Toda alma verdaderamente convertida puede decir: “Soy mozo pequeño, pero soy hijo de Dios.” Costó un precio infinito el hacer posible que la filiación divina fuese devuelta a la familia humana. En el principio, Dios hizo al hombre a su semejanza. Nuestros primeros padres escucharon la voz del tentador y se entregaron al poder de Satanás. Pero el hombre no fué abandonado a las consecuencias del mal que había escogido. Le fué prometido un Libertador. Dios dijo a la serpiente: “Enemistad pondré entre ti y la mujer, y entre tu simiente y la simiente suya; ésta te herirá en la cabeza, y tú le herirás en el calcañar.” Génesis 3:15. Antes de oír hablar de espinas y cardos, de las penas y dolores que habían de ser su suerte, o del polvo al cual debían tornar, nuestros primeros padres oyeron palabras que no podían sino infundirles esperanza.

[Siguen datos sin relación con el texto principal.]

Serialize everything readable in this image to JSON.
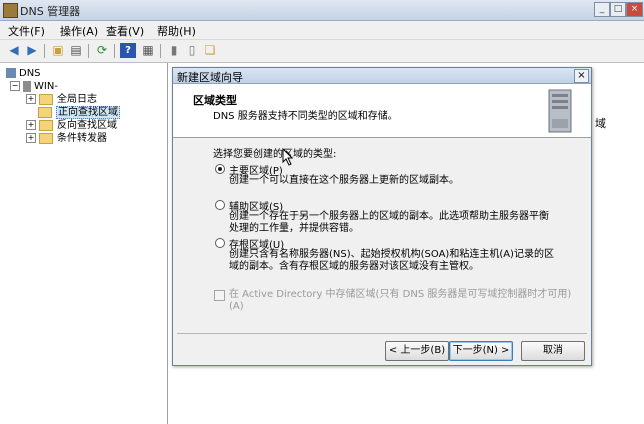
{
  "window": {
    "title": "DNS 管理器",
    "controls": [
      "_",
      "□",
      "×"
    ]
  },
  "menubar": [
    "文件(F)",
    "操作(A)",
    "查看(V)",
    "帮助(H)"
  ],
  "toolbar_icons": [
    "back-arrow-icon",
    "forward-arrow-icon",
    "folder-up-icon",
    "view-icon",
    "refresh-icon",
    "help-icon",
    "properties-icon",
    "server-icon",
    "record-icon",
    "zone-icon"
  ],
  "tree": {
    "root": "DNS",
    "server": "WIN-",
    "items": [
      {
        "label": "全局日志",
        "expander": "+"
      },
      {
        "label": "正向查找区域",
        "expander": ""
      },
      {
        "label": "反向查找区域",
        "expander": "+"
      },
      {
        "label": "条件转发器",
        "expander": "+"
      }
    ]
  },
  "right_pane_fragment": "域",
  "dialog": {
    "title": "新建区域向导",
    "close": "×",
    "heading": "区域类型",
    "description": "DNS 服务器支持不同类型的区域和存储。",
    "prompt": "选择您要创建的区域的类型:",
    "options": [
      {
        "label": "主要区域(P)",
        "selected": true,
        "desc": [
          "创建一个可以直接在这个服务器上更新的区域副本。"
        ]
      },
      {
        "label": "辅助区域(S)",
        "selected": false,
        "desc": [
          "创建一个存在于另一个服务器上的区域的副本。此选项帮助主服务器平衡",
          "处理的工作量，并提供容错。"
        ]
      },
      {
        "label": "存根区域(U)",
        "selected": false,
        "desc": [
          "创建只含有名称服务器(NS)、起始授权机构(SOA)和粘连主机(A)记录的区",
          "域的副本。含有存根区域的服务器对该区域没有主管权。"
        ]
      }
    ],
    "ad_checkbox": {
      "line1": "在 Active Directory 中存储区域(只有 DNS 服务器是可写域控制器时才可用)",
      "line2": "(A)",
      "checked": false,
      "enabled": false
    },
    "buttons": {
      "back": "< 上一步(B)",
      "next": "下一步(N) >",
      "cancel": "取消"
    }
  }
}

Todo lo que habían perdido cediendo a Satanás, podía recuperarse por medio de Cristo.
El Hijo de Dios fué dado para redimir a la familia humana. Mediante sufrimientos infinitos, sobrellevados por el Inocente en lugar del culpable, se pagó el precio que iba a redimir a la familia humana del poder del destructor y restaurar en ella la imagen divina. Los que aceptan la salvación que Cristo les trae, se humillarán ante Dios como niñitos. Dios quiere que sus hijos le pidan las cosas que le permitirán a él revelar su gracia al mundo mediante ellos. Quiere que busquen su consejo y reconozcan su poder. Con amor, Cristo reivindica sus derechos sobre aquellos por quienes dió su vida; si quieren compartir las alegrías reservadas a los que reflejan su carácter aquí, deben acatar su voluntad. Es bueno que sintamos nuestra debilidad; porque entonces buscaremos la fuerza y la sabiduría que el Padre se complace en dispensar a sus hijos para las luchas de cada día contra las potestades del mal.*****
Aun cuando la instrucción, la preparación y los consejos de hombres de experiencia sean cosas esenciales, debe enseñarse a los obreros a no confiar exclusivamente en el juicio de hombre alguno. Como agentes libres de Dios, todos deben pedirle a él su sabiduría. Cuando el que está aprendiendo depende enteramente de los pensamientos de otro y sin ir más lejos acepta sus planes, sólo ve por los ojos de ese hombre y llega a ser, en este sentido, tan sólo su eco.